Encourage one another and build one another up. Pray without ceasing. Test everything. Keep what is good. Avoid all evil. -1 Thess 5:11,17,21,22
Tuesday, October 1, 2019
Maximizing value to the shareholders
It is generally accepted that the role of management is to maximize the value of the enterprise for the owners, that is, the shareholders.
It is the fiduciary responsibility for proxy holders like mutual funds, pensions and insurance companies to vote in accordance to the perceived best interest of the owners who entrusted those proxy holders with their funds.
Price Earnings ratio is the ratio between a company's profit and the value the aggregate market places on that company. Increases in profit generally result in the value going up by Profit * Price/Earning ratio.
For example: Apple currently has a Price/Earnings ratio of 18.7 and a market cap (value) of $1.02 trillion. If net profits were to increase by 8.84%, then the market cap can be expected to increase by $97 billion dollars.
The reason the P/E ratio is important is because every dollar/year in lost income is $18.7 in lost market value...money that does not show up in retirement accounts and pension fund balances.
Alphabet? The market cap would go up $83 billion if net profits were to rise 8.84%.
Amazon? The market cap would also go up $83 billion.
Those are the increases in market value, increases that would fall directly to the balance statements of retirees and savers if those three companies left California and reincorporated in a state that does not place income tax on corporations...states like Nevada, Ohio, South Dakota, Texas or Washington.

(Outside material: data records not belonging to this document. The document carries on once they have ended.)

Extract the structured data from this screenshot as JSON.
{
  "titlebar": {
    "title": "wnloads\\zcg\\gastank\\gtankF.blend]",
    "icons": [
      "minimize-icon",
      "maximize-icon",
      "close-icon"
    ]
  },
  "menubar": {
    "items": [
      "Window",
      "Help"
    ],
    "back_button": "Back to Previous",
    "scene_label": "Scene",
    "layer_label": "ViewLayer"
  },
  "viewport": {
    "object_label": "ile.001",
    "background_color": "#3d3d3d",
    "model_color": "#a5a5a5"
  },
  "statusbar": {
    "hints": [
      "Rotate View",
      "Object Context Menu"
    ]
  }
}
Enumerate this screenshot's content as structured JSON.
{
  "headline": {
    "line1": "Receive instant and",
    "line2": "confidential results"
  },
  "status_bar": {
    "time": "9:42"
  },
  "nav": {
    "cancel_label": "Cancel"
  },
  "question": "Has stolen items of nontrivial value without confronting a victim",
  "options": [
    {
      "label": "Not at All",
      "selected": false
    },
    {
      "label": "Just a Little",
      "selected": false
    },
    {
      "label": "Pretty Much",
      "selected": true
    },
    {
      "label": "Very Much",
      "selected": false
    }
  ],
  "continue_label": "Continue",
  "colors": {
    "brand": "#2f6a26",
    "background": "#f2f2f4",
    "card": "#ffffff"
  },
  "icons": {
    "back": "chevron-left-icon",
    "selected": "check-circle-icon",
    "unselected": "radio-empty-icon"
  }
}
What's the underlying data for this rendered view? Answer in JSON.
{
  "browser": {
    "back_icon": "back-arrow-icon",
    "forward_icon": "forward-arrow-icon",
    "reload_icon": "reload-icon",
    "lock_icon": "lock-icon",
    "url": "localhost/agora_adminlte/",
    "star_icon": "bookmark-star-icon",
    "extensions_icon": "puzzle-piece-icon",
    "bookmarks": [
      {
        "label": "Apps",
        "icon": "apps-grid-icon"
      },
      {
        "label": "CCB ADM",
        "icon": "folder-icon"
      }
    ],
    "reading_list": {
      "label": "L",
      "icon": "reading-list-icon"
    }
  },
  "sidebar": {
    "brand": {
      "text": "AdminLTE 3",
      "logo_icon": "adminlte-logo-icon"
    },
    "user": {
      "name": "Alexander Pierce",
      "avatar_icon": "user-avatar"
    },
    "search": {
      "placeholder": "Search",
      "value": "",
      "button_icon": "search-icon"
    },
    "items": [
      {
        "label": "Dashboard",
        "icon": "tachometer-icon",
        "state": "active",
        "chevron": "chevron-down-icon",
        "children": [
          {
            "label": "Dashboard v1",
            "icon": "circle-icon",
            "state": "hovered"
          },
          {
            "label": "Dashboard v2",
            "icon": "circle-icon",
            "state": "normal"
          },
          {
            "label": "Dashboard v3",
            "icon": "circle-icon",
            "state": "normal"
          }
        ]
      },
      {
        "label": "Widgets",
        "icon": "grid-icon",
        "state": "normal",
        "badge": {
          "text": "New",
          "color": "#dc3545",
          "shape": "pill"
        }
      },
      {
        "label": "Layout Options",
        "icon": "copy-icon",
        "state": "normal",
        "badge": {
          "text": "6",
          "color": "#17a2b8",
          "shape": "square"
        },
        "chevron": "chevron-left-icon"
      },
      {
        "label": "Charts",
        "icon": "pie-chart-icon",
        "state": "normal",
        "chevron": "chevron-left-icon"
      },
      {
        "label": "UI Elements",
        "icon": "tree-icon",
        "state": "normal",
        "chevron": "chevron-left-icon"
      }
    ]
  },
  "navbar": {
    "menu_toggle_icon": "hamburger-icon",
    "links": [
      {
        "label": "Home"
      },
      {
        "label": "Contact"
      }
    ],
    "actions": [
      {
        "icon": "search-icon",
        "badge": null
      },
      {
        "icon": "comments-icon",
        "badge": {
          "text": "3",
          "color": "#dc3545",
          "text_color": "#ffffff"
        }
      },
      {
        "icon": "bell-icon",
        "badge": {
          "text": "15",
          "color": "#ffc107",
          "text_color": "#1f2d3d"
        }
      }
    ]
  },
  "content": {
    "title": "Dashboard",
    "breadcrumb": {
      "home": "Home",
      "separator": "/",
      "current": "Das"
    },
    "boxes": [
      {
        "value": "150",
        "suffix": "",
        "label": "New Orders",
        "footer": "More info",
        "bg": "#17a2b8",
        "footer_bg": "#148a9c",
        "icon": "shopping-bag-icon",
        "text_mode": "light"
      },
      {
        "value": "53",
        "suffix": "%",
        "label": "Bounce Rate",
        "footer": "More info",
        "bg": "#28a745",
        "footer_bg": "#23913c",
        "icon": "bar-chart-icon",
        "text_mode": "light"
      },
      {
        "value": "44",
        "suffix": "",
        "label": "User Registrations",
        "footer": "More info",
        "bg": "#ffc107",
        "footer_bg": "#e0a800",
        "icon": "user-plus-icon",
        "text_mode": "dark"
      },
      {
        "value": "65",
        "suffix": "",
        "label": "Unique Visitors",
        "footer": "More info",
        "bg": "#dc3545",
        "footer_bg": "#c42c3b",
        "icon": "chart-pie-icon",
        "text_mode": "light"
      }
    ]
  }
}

Our proxies are failing in their fiduciary responsibilities.
States like California like to claim that they create high value corporations because of their high taxes and high level of services. In fact, they have cause-and-effect reversed. States like California have high tax rates because they CAN levy high taxes.
The legislature in California counts on the apathy of our proxies when they raise corporate income tax levels. After all, it is not the proxy's money. H. Ross Perot once famously noted that GM's corporate board members, voted into office by proxies, were "pet rocks". That describes most board members.
Eventually, the proxies and board members will get off top-dead-center. They cannot claim San Francisco is a great place to do business because of "services".
Can you imagine the potential of a class action suit against board members and fund proxy voters? Their inaction destroyed $270 BILLION in value for just those three companies.